Who fought the "Winter War"?
The Winter War was a military conflict between the Soviet Union and Finland in 1939–1940. It began with the Soviet invasion of Finland on 30 November 1939 (three months after the outbreak of World War II), and ended with the Moscow Peace Treaty on 13 March 1940. The Soviet Union ostensibly sought to claim parts of Finnish territory, demanding that Finland cede substantial border territories, claiming security reasons, primarily the protection of Leningrad, which was only 32 km (20 mi) from the Finnish border.
The Soviets possessed more than three times as many soldiers as the Finns, thirty times as many aircraft, and a hundred times as many tanks. The Red Army, however, had been crippled by Stalin's Great Purge of 1937. With more than 30,000 of its officers executed or imprisoned, including most of those of the highest ranks, the Red Army in 1939 had many inexperienced officers.
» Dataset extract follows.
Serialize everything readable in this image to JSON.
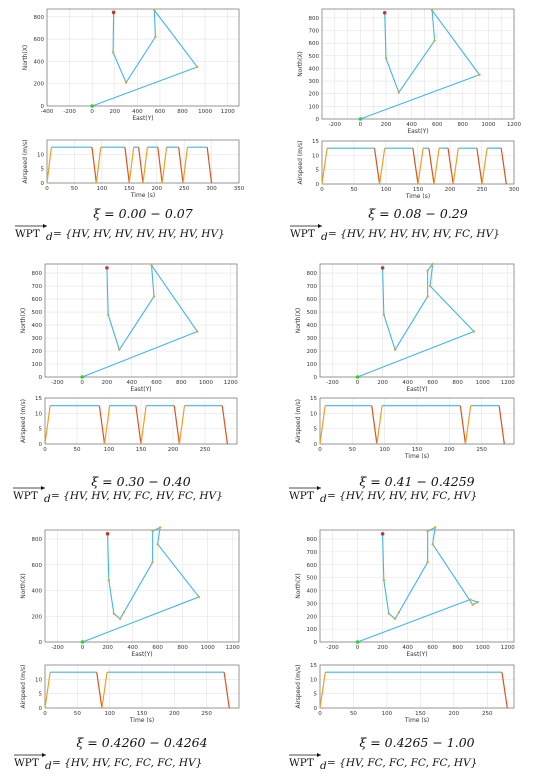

Because of this and high morale in the Finnish forces, Finland repelled Soviet attacks for several months, much longer than the Soviets expected.
However, after reorganization and adoption of different tactics, the renewed Soviet offensive overcame Finnish defenses at the borders. Finland then agreed to cede more territory than originally demanded by the Soviet Union in 1939; the Soviets, having conquered the areas they demanded from Finland but at a cost of heavier losses in troops than anticipated, accepted this offer.